Italian Home Affairs Minister Roberto Maroni this morning implied that Malta was to blame for the loss of some 200 migrants who are missing at sea off Lampedusa.
He told the Italian Chamber of Deputies that the Maltese authorities were alerted to the presence of the boat by the migrants themselves using a satellite phone. The Maltese authorities then informed Rome, that they did not have naval assets for a rescue.
He said the boat was in the Maltese search and rescue area and although Italy did not have the responsibility to conduct the rescue, it felt it should do so for moral reasons.
The Italian authorities last night said that 53 migrants were rescued after the boat capsized in rough weather at dawn yesterday. It is feared that the boat carried as many as 300 migrants. They left from Libya two days earlier.
Maroni said migrant departures from Libya had intensified. Migrants, he said, were leaving from the same areas which were the departure points before a repatriation agreement was reached between Italy and Libya.
The Italian minister criticised the EU for only making €25 million available to tackle the migration problem. What was needed to tackle the problem, he said, was to close the source of migration.
He said the EU needed to take action in the countries from what the migrants departed, not only in terms of security, but also economic development.
Italy would be issuing temporary residents’ permits to Tunisian migrants who had relatives in other EU countries, allowing them to circulate within the Schengen area.
He said that at a meeting of European Home Affairs Ministers on Monday, Italy would insist that the burden sharing mechanism should be triggered because of the emergency.
Malta has already called for the activation of the mechanism.
Yesterday’s migrants’ boat accident took place some 40 miles south west of Lampedusa, and about 100 nautical miles south of Malta.
Malta was lambasted yesterday and again this morning on several Italian TV discussion programmes.
On previous occasions, Malta has insisted that while it coordinates rescue efforts within its search and rescue area, primary responsibility to rescue rests with the closest vessel to the scene, and the migrants must be taken to the nearest port of call.
Maroni said hopes of finding more surivors were fading by the hour.
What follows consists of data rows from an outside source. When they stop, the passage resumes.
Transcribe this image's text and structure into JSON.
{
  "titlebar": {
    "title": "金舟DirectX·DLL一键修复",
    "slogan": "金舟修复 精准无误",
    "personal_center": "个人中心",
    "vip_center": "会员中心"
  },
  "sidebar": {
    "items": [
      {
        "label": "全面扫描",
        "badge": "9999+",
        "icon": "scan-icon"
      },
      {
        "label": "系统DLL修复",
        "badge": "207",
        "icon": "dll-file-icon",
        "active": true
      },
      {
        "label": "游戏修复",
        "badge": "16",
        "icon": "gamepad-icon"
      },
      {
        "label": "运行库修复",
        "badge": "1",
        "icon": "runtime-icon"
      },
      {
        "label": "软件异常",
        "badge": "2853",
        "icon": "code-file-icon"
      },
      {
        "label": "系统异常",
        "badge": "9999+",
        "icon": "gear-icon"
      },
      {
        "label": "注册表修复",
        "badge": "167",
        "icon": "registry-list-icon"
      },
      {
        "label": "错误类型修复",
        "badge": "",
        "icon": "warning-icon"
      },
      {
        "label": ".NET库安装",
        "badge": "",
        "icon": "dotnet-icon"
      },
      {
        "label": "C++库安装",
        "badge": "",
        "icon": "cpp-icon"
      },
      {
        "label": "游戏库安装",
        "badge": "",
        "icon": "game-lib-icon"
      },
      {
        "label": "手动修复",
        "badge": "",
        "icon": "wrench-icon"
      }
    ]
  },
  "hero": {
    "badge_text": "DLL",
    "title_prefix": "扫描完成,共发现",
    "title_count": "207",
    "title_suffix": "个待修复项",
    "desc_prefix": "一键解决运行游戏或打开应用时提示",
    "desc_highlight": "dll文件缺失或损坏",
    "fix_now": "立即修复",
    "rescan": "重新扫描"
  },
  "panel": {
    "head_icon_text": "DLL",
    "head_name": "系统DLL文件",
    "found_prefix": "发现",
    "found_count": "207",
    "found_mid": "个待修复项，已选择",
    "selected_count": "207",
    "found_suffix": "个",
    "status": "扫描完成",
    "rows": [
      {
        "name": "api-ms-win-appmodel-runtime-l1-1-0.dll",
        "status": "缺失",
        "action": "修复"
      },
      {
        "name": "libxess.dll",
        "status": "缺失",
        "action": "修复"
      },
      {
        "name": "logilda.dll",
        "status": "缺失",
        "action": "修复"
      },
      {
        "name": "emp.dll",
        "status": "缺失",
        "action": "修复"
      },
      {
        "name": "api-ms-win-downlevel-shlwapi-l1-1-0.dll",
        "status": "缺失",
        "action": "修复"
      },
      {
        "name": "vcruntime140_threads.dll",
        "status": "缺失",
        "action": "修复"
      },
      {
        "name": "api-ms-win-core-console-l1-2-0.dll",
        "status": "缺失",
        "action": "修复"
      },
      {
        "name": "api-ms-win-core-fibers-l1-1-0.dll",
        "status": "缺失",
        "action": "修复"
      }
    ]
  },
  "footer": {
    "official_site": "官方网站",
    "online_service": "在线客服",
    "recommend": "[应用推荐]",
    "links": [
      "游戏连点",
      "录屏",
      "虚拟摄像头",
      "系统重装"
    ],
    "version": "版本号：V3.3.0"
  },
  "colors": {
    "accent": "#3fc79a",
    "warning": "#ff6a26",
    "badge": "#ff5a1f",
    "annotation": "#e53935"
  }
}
Three Italian coast guard vessels and two planes, a Maltese boat and two commercial vessels are taking part in the search operation.
Italy's coast guard said helicopter pilots who flew over the area said they had seen "dozens" of bodies near the boat including small children.
"Our hope is of finding a survivor, maybe someone who held on to a piece of the wreckage," said Pietro Carosia, head of the coast guard in Lampedusa.
Television images on Wednesday showed shaken-looking survivors wrapped in thermal blankets being helped off coast guard boats on Lampedusa.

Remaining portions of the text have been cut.